(Forever 21 hat, vintage jacket and sweater, generic thermal, Topshop patent leather skinnies, Jeffrey Campbell boots, Grey Ant sunglasses, gifted Soixante Neuf/Planet Blue hammered ring, vintage bag)
The day I found my Topshop over the knee boots. All I can think about when looking at these is how evil the wind was on every other street we turned down.

The second day in Tokyo I got really sick..I guess it was some kind of flu that I got in the airplane but I wasn’t about to let it interfere with my plans to show Colin the strange land that is Akihabara. So I stocked up on cold medicine, aspirin, and eyedrops (I swear I saw lychee ‘flavored’ eyedrops) at the supermarket by our hotel. The cracked out bear felt my pain.

Taking my shiny new drugs with water and coffee.

Cutting through buildings to avoid getting rained on..I guess you can only barely see here but I tricked out this camera with a Balenciaga strap and a BCBG studded attachment. The other camera has a vintage ’70s strap from eBay..I’m not really into that cheesy black branded one that comes in the box..

Holding two drinks in one hand is one of my few talents.

Going the wrong way is fun.

So is taking pictures of anime girls in the train station.

Yeah…

But then again I also like taking pictures of the ground.

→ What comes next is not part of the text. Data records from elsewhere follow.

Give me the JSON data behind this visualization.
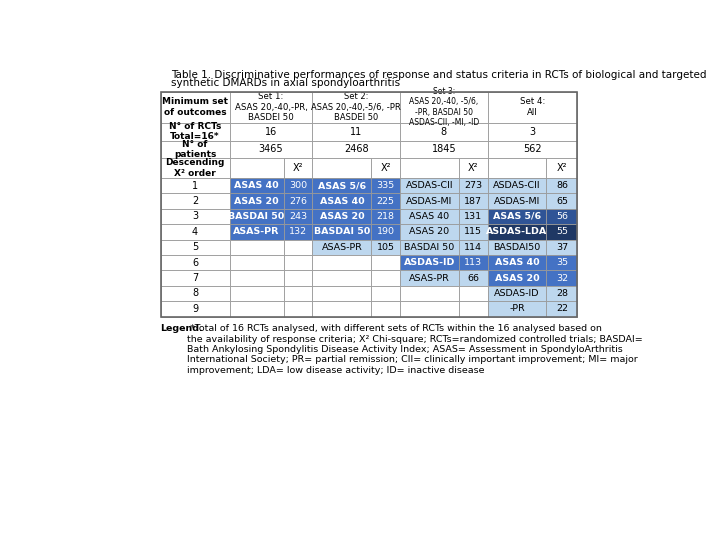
{
  "title_line1": "Table 1. Discriminative performances of response and status criteria in RCTs of biological and targeted",
  "title_line2": "synthetic DMARDs in axial spondyloarthritis",
  "legend_bold": "Legend.",
  "legend_rest": " *Total of 16 RCTs analysed, with different sets of RCTs within the 16 analysed based on\nthe availability of response criteria; X² Chi-square; RCTs=randomized controlled trials; BASDAI=\nBath Ankylosing Spondylitis Disease Activity Index; ASAS= Assessment in SpondyloArthritis\nInternational Society; PR= partial remission; CII= clinically important improvement; MI= major\nimprovement; LDA= low disease activity; ID= inactive disease",
  "header_row": [
    "Minimum set\nof outcomes",
    "Set 1:\nASAS 20,-40,-PR,\nBASDEI 50",
    "Set 2:\nASAS 20,-40,-5/6, -PR\nBASDEI 50",
    "Set 3:\nASAS 20,-40, -5/6,\n-PR, BASDAI 50\nASDAS-CII, -MI, -ID",
    "Set 4:\nAll"
  ],
  "row_rcts": [
    "N° of RCTs\nTotal=16*",
    "16",
    "11",
    "8",
    "3"
  ],
  "row_patients": [
    "N° of\npatients",
    "3465",
    "2468",
    "1845",
    "562"
  ],
  "row_chi": "Descending\nX² order",
  "data_rows": [
    [
      1,
      "ASAS 40",
      "300",
      "ASAS 5/6",
      "335",
      "ASDAS-CII",
      "273",
      "ASDAS-CII",
      "86"
    ],
    [
      2,
      "ASAS 20",
      "276",
      "ASAS 40",
      "225",
      "ASDAS-MI",
      "187",
      "ASDAS-MI",
      "65"
    ],
    [
      3,
      "BASDAI 50",
      "243",
      "ASAS 20",
      "218",
      "ASAS 40",
      "131",
      "ASAS 5/6",
      "56"
    ],
    [
      4,
      "ASAS-PR",
      "132",
      "BASDAI 50",
      "190",
      "ASAS 20",
      "115",
      "ASDAS-LDA",
      "55"
    ],
    [
      5,
      "",
      "",
      "ASAS-PR",
      "105",
      "BASDAI 50",
      "114",
      "BASDAI50",
      "37"
    ],
    [
      6,
      "",
      "",
      "",
      "",
      "ASDAS-ID",
      "113",
      "ASAS 40",
      "35"
    ],
    [
      7,
      "",
      "",
      "",
      "",
      "ASAS-PR",
      "66",
      "ASAS 20",
      "32"
    ],
    [
      8,
      "",
      "",
      "",
      "",
      "",
      "",
      "ASDAS-ID",
      "28"
    ],
    [
      9,
      "",
      "",
      "",
      "",
      "",
      "",
      "-PR",
      "22"
    ]
  ],
  "set1_colors": [
    "#4472C4",
    "#4472C4",
    "#4472C4",
    "#4472C4",
    "",
    "",
    "",
    "",
    ""
  ],
  "set2_colors": [
    "#4472C4",
    "#4472C4",
    "#4472C4",
    "#4472C4",
    "#BDD7EE",
    "",
    "",
    "",
    ""
  ],
  "set3_colors": [
    "#BDD7EE",
    "#BDD7EE",
    "#BDD7EE",
    "#BDD7EE",
    "#BDD7EE",
    "#4472C4",
    "#BDD7EE",
    "",
    ""
  ],
  "set4_colors": [
    "#BDD7EE",
    "#BDD7EE",
    "#2F5496",
    "#1F3864",
    "#BDD7EE",
    "#4472C4",
    "#4472C4",
    "#BDD7EE",
    "#BDD7EE"
  ]
}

Stepping onto the streets..wearing vintage coat (children’s section = very short sleeves), Forever 21 armwarmers, YSL ring, vintage Chanel backpack, vintage scarves, Topshop Unique suspender skirt, Zara henley, Target socks, and Jeffrey Campbell boots. I really like this skirt but the suspenders/garters are hopeless at staying put. I gave up the 500th time they came undone. Shot by Colin of course.

There’s nothing I hate more than these machines with clumsy groping claws. Not once has one retrieved me a stuffed anything. But I had to look cause these ones were really big and complicated.

We won’t talk about what was down those stairs.

Freezing. Soon soba would help.

View from inside the soba place.

A girl advertising a “maid cafe” in a fetching outfit. These are establishments where nerds can experience varying amounts of attention from females, no strings attached..not such a bad arrangement, right? Yukiko filled me in on the finer details.

Her accomplice across the street. Points for Love A Lot being magically attached to her skirt. She and Swift Heart were my favorites.

It’s easy to feel small here.

Even when you’re taller than all the cops. Undone again. And heading back to the hotel to pile on all my clothes for the next adventure.





ph. by Colin Sokol
(thrifted bustier over RVCA dress, American Apparel socks..thank you AA for sending me packages of weird things every now and then..my favorites are the oddities that never make it to their website, vintage coat, Jessica Simpson platforms)
This coat is without a doubt now the warmest thing I own…with the 25 lb. weight behind it to prove it. Wearing dramatic coats around here is something that I find a sort of strange pleasure in. For one, people seem to be impressed by anything more than a substantial-ish sweatshirt..and even when wearing said dramatic piece yields an ideal body temperature, there are slight undertones of crazy that go along with the whole situation. I find this all very funny apparently.
I get a lot of questions in regards to the “braveness” to dress any way you want to in the public eye..be it the grocery store, school, party, etc…and where I get the confidence to wear this or that. Which is strange to me because I’m really not that out there in my mind…but it’s touching in the most real way to read emails from girls that thought they were too tall to wear platform heels/afraid what their peers would think if they were to dress the way they wanted to/want to add some glamour back into their lives saying that I’ve inspired them to break out of the box in any way. My outlook has always been that people in the streets aren’t dressing to please me, why should I take them into account when dressing myself? Playing with clothes is one of the most basic pleasures in life along with other stupid crap like peeling nail polish off in single sheets, crawling into a sun warmed car, and laughing about nothing and everything. If I were to die tomorrow I would be glad that I wore a slightly inappropriate coat and five inch heels to a deserted train station in the middle of the day. You know what I mean?